There are probably many more of these lines, but more importantly, how did they get there? When I check my original GTF file:
grep LOC111560961 cat9.gtf > LOC111560961.txt
The output is:
NC_018728.3 Gnomon CDS 75045678 75045729 . + 0 transcript_id "gene12665"; transcript_name "gene12665"; gene_id "gene12665"; gene_name "LOC111560961";
NC_018728.3 Gnomon CDS 75045904 75046316 . + 2 transcript_id "gene12665"; transcript_name "gene12665"; gene_id "gene12665"; gene_name "LOC111560961";
NC_018728.3 Gnomon CDS 75046835 75046875 . + 0 transcript_id "gene12665"; transcript_name "gene12665"; gene_id "gene12665"; gene_name "LOC111560961";
NC_018728.3 Gnomon CDS 75051137 75051353 . + 1 transcript_id "gene12665"; transcript_name "gene12665"; gene_id "gene12665"; gene_name "LOC111560961";
So the attributes are there, However the locus and genename are not in the reduced.gtf file
grep LOC111560961 cat9.reduced.gtf
grep gene12665 cat9.reduced.gtf
Gives empty files. Thanks for any advice. I really appreciate it.
Pete
This is the first 70 lines of my refFlat file
Hi Pete,
The problem is that there are no exons in this transcript. I think you need to remove any such transcript from your GTF and re-create the refFlat file.

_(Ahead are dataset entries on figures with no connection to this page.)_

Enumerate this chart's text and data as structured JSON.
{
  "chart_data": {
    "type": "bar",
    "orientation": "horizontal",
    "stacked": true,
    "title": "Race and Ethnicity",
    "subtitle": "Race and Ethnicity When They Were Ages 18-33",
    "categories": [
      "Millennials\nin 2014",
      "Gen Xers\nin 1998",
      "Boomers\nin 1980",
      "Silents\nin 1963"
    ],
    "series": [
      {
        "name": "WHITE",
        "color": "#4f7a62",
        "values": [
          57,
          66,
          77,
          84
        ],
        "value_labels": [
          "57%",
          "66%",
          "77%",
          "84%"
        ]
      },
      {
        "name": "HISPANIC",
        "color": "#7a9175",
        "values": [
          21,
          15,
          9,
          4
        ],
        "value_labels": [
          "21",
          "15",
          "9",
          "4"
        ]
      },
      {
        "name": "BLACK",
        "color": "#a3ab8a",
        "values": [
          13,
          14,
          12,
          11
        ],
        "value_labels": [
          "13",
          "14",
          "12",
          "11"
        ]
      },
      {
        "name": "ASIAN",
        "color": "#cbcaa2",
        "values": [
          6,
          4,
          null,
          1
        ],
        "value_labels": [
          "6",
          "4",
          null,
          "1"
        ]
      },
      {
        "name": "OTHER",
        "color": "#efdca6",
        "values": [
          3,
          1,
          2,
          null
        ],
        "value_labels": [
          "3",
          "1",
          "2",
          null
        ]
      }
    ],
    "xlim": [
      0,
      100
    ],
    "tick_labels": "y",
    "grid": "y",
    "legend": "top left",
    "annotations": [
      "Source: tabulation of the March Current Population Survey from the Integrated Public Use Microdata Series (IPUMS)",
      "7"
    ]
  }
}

The signal is -2147483648 in the refFlat file.
Regards, Alec
Hi Alec,
I appreciate your help. I hope you don't mind but I am new to this analysis and am not sure how to determine if there are exons in the transcripts. Are you saying I should go through the refFlat file and parse out the lines with bad signals, and then use that information to remove those lines from the GTF file? I apologize for having to ask. I can likely wrangle any GTF file if I know exactly what I'm looking for.
Pete
Yes, that is what I'm saying. In GTF format, the definition of a transcript is spread across multiple lines, so it's hard to figure out which transcripts are lacking exons. ConvertToRefFlat, by accident, flags such transcripts with -2147483648. You can get the names of problematic transcripts by searching for that value, filter those transcripts out of GTF, and regenerate the refFlat.
I realize another alternative is simply to remove from your refFlat the lines containing -2147483648.
-Alec
Removing lines with -2147483648 worked for me.